The Board, however, cannot follow this argument because the radiation emitted by the component substance would be uniquely characterized by a spectral radiation component having a specific wavelength associated with a predetermined quantum transition in the energy band structure of the substance, and it would therefore be clearly distinguishable from other radiation components emerging from the specimen, and in particular from those resulting from a change in the illumination polarization (see description, page 4, lines 5 to 13, page 6, lines 9 to 15, page 8, line 25 to page 9, line 2, and page 23, lines 20 to 28). In addition, local changes in the polarization state of the illumination field and spatial variations of the illumination field, such as that resulting from possible interference patterns or from the presence of an evanescent illumination field, would not be detrimental to the formation of an image as claimed. Indeed, contrary to what the examining division appears to have assumed, the claimed invention does not require illuminating the whole sample area with a uniform polarization illumination field, and claim 1 does not even require the formation of a full, continuous image of the spatial distribution of the component substance in the specimen with a predetermined resolution.
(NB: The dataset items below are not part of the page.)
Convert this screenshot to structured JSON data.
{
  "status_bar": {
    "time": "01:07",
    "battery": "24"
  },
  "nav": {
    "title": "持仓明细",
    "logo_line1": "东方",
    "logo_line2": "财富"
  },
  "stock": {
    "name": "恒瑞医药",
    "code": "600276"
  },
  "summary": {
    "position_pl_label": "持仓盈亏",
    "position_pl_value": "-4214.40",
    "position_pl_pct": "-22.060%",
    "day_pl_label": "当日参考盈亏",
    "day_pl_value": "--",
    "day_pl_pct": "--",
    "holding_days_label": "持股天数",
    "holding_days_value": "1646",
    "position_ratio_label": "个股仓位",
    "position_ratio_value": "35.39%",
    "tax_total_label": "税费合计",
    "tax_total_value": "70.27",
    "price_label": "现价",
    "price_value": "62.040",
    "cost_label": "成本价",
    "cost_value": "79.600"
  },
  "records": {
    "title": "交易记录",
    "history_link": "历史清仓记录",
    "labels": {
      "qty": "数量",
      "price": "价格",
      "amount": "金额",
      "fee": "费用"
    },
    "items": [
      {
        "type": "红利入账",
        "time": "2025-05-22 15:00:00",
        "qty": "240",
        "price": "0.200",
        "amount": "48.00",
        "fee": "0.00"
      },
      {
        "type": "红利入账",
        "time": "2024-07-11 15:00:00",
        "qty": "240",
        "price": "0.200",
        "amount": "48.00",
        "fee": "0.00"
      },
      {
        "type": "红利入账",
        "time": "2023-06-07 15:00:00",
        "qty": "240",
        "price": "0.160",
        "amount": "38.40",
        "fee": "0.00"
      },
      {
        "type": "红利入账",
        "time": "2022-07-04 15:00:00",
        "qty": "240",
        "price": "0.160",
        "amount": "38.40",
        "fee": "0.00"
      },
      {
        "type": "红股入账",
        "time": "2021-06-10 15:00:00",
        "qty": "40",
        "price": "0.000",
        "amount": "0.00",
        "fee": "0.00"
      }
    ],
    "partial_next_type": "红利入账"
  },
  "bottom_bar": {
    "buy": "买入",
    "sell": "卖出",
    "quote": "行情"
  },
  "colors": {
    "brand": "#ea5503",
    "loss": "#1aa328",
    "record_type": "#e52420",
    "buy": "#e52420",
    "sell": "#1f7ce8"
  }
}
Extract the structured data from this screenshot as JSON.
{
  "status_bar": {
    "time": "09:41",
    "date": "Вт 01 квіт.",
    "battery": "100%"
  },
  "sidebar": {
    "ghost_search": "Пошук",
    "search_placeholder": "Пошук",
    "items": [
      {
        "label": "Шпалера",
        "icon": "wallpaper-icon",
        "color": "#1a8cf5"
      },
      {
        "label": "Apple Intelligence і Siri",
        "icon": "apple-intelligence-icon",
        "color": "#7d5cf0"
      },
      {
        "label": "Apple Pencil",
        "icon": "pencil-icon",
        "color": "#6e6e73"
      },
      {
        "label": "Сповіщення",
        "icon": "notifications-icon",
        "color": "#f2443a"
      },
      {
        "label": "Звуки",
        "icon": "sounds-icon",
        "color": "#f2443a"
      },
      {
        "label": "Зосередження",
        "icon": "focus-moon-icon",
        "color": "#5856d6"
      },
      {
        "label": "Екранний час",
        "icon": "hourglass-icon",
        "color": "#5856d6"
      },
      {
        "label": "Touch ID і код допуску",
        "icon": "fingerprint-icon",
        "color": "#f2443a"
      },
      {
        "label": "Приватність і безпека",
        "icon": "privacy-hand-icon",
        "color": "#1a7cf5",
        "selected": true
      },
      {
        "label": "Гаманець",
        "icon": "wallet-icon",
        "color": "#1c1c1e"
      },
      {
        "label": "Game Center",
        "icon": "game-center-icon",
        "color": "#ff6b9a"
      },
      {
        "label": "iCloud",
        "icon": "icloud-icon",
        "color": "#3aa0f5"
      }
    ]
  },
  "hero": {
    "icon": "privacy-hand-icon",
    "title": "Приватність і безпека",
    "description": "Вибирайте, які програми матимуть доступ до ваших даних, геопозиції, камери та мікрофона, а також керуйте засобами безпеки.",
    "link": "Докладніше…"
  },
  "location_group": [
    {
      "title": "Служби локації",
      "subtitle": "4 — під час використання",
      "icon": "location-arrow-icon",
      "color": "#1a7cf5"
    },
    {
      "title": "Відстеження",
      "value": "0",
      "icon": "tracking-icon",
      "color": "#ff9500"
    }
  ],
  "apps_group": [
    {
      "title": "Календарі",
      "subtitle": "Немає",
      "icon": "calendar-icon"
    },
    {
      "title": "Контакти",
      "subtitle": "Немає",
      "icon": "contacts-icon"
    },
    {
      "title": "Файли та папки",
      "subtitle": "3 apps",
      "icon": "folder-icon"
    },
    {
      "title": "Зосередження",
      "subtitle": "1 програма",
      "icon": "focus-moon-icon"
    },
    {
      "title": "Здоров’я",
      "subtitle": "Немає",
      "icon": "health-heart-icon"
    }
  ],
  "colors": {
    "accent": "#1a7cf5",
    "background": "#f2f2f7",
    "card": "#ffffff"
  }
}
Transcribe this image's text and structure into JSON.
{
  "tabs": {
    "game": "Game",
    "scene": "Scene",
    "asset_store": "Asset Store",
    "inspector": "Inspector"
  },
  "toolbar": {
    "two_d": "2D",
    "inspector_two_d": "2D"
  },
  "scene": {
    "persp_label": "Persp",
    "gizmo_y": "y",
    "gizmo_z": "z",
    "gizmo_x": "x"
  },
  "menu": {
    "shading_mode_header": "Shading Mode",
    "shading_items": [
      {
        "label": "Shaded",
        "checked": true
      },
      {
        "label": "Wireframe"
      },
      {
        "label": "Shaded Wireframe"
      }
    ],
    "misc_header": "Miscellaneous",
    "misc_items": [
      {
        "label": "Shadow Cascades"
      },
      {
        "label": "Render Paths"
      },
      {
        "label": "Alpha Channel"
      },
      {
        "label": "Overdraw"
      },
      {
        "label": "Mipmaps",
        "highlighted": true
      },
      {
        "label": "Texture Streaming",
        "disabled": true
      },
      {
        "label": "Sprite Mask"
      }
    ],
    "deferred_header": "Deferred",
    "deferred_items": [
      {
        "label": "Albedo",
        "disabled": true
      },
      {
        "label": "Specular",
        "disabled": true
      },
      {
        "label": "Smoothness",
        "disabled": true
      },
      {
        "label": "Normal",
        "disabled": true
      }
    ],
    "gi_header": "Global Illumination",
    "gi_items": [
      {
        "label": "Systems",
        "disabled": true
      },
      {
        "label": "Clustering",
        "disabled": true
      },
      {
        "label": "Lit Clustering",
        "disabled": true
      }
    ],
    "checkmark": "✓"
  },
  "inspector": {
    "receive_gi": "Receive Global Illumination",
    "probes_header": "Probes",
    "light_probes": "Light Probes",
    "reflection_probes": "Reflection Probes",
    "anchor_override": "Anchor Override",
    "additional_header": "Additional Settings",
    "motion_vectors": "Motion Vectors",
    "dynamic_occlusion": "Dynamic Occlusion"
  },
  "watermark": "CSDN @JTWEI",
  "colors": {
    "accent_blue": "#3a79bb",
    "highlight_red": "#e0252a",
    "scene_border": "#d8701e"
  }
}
Rather, claim 1 only requires the focusing of the radiation emitted from the specimen "into an image representing a distribution of the component substance in the specimen". For the implementation of the claimed invention it is therefore sufficient to focus an image, the information content of which is representative of the distribution of the substance at predetermined spatial regions of the specimen, such as the fringes of an interference pattern projected on the specimen. Whether a full, continuous image of the spatial distribution of the component substance can subsequently be obtained from the claimed image - for instance, by means of techniques mentioned by the appellant as being conventional such as filtering of image data, scanning of the specimen with the recombined pulse, combining and/or averaging images, etc. - goes beyond the invention actually claimed and is therefore not pertinent for the issue under consideration.
2.3 Having regard to all the considerations and conclusions above, the Board does not see any reason to doubt that the claimed invention is sufficiently disclosed in the application for a skilled person to put it into practice without undue burden or experimentation. The Board concludes that the invention defined in the set of claims of the main request is sufficiently disclosed in the application within the meaning of Article 83 EPC.
3. In view of the above, the decision under appeal is to be set aside. The issue of the further request for grant of a patent, however, requires further examination as to whether the application documents amended according to the main request and the invention to which they relate satisfy the remaining requirements of the EPC. For these reasons, the Board considers it appropriate to exercise its power under Article 111(1) EPC and to remit the case to the examining division for further prosecution upon the basis of the main request.
For these reasons it is decided that:
1. The decision under appeal is set aside.
2. The case is remitted to the department of first instance for further prosecution upon the basis of the main request filed under cover of a letter dated 31 May 2010.